As a young white Australian, I didn’t know who Charlie Perkins was until I was 26. I don’t know if this is typical of other young Aussies (but my guess – highly likely!). Now I wonder why Charlie Perkins is not as well-known as civil rights activist Rosa Parks, or celebrated Australian Professor Ian Frazer. Here’s what I’ve learnt about Charlie, and why I think everyone should know about him.
Charles (Charlie) Perkins was born in Alice Springs to Hetty Perkins, an Elder of the Eastern Arrernte people, and Martin Connelly. His mother was born to a white father and an Arrernte mother, while his father was born to an Irish father and a Kalkadoon mother.
Charlie was educated in Alice Springs, then Adelaide and then Sydney. He graduated from the University of Sydney in 1966, becoming the first Aboriginal man in Australia to graduate from university.
The Freedom Rides
In the early 60s, overt discrimination was a fact of life for Aboriginal people. It wasn’t unusual for rural shops and cafes to refuse to serve Aboriginal people, and for picture theatres to be segregated. There were massive discrepancies between Indigenous and white people when it came to living, education and health conditions (50 years later, things aren’t much better).
The world had just witnessed the 1961 US Civil Rights Freedom Riders, who had ridden buses in a challenge to racial segregation on public buses. Charlie and a few other students saw this and, inspired, kicked off their own Freedom Ride in 1965.
The premise was simple – gather a busload of concerned white and black people, put them in said bus, and drive around rural and outback Australia to raise public awareness of racial intolerance.
Conflicts and wins
The activists targeted acts of blatant discrimination in rural New South Wales towns. An RSL club in Walgett at the time refused to let Aboriginal people enter, even those who were ex-servicemen. So the activists took their bus to protest at Walgett. Afterwards, an unidentified driver rammed the Freedom Bus, forcing it off the road. Unfortunately for that driver, a cadet reporter had come along with the Freedom Riders and the incident made headlines across the world.
Later, Charlie and his party focused their attention on the swimming pool at Moree, where the local council had always barred Aboriginal people. They held a community meeting where the Moree residents agreed to lift the ban.

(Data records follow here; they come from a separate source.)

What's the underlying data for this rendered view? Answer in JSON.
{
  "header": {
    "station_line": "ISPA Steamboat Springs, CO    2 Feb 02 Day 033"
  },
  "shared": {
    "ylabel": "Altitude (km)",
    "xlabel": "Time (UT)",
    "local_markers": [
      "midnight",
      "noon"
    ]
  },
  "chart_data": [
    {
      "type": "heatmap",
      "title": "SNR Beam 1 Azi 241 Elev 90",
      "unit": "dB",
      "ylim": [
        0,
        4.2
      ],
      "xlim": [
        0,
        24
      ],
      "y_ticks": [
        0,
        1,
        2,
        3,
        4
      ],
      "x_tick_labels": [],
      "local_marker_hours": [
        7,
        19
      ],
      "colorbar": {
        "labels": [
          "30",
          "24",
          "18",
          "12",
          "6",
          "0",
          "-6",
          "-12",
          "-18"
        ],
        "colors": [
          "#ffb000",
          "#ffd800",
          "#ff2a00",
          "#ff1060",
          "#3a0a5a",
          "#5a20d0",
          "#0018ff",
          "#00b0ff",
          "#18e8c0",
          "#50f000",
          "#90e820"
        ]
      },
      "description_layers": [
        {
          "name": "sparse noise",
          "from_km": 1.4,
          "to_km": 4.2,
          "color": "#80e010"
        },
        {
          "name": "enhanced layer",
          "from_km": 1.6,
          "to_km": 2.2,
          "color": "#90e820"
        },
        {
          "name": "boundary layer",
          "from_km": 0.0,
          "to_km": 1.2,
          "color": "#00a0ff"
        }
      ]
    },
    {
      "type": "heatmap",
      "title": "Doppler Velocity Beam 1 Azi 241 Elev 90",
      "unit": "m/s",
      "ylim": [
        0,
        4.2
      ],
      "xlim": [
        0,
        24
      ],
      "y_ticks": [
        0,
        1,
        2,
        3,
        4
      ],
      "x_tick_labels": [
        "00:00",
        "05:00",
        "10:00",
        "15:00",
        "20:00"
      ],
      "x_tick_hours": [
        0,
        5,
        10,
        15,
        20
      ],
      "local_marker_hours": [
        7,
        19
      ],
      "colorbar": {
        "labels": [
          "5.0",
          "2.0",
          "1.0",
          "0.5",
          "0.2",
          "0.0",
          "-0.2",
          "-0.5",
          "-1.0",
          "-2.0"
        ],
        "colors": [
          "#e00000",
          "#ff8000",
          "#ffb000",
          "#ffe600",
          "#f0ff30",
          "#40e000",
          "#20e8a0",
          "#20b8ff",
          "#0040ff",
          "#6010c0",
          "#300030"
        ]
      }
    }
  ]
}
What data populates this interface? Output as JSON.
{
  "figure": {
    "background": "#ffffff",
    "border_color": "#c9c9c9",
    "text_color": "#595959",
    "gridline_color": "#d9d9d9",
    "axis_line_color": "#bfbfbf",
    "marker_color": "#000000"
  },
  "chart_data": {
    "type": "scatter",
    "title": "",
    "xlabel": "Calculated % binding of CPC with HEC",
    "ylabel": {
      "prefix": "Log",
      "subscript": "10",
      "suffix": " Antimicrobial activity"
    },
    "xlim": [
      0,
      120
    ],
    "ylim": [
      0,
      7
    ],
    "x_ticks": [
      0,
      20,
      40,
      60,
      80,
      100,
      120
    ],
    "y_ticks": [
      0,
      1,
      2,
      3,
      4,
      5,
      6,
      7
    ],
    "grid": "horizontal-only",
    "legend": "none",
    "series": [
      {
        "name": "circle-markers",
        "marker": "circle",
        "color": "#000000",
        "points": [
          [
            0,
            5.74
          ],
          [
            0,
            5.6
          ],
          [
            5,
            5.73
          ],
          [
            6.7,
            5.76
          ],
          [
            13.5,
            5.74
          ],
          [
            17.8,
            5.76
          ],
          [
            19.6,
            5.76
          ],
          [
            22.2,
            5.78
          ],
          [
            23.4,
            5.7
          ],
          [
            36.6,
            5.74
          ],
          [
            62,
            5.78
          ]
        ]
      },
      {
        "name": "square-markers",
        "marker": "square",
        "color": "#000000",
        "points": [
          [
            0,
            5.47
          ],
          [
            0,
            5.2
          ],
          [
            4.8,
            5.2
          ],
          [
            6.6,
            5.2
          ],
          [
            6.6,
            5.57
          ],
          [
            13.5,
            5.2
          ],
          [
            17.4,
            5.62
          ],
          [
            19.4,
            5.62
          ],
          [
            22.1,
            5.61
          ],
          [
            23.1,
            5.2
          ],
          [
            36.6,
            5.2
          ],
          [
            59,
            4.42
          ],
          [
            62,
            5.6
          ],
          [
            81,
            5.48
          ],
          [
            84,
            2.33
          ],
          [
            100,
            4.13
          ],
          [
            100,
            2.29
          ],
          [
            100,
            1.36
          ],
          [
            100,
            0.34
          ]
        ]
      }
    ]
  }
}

The students headed on to Boggabilla and Tenterfield, only to hear that Indigenous kids were being refused entry to Moree’s pool again. They unanimously decided to go back to Moree, this time to a much more hostile welcome.
When we got down to the pool I said, ‘I want a ticket for myself and these ten Aboriginal kids behind me. Here’s the money.’ ‘Sorry, darkies not allowed in’Charlie Perkins, excerpt from ‘A B****rd Like Me’
Hundreds of Moree locals, including community leaders, threw eggs and tomatoes at the Freedom Riders. The Moree protest was broadcast across Australia, and under pressure the council again reversed the ban on Aboriginal swimmers.
Today the Freedom Rides are considered a historic protest movement in Australia.
Standing up for what’s right
Of course this is only one small facet of Charlie’s colourful life. He was also a professional soccer player at one stage; he married and raised three children.
The rides were just the start of Charlie’s illustrious lifetime of Aboriginal activism. In the lead up to the 1967 referendum to allow Aboriginal people to be included in censuses, Charlie played a key role in advocating for a yes vote. The constitutional amendment passed – hurrah Australia!
In 1969 Charlie became a public servant, firstly with the Office of Aboriginal Affairs before moving on to a swathe of other influential roles for Aboriginal policy. Another first: in 1981 he became the first Aboriginal person to be a permanent head of a Federal Government department. Throughout his career he was a strong critic of the government’s policies on Indigenous affairs and was well known for his fiery comments – like when he called the Liberal-Country Coalition Government in Western Australia “racist and redneck”.
Charlie was awarded an Officer of the Order of Australia in 1987.
I’m so immensely humbled by what Charlie achieved in his lifetime; he’s inspired me to keep standing up for the right thing, especially in our own backyard.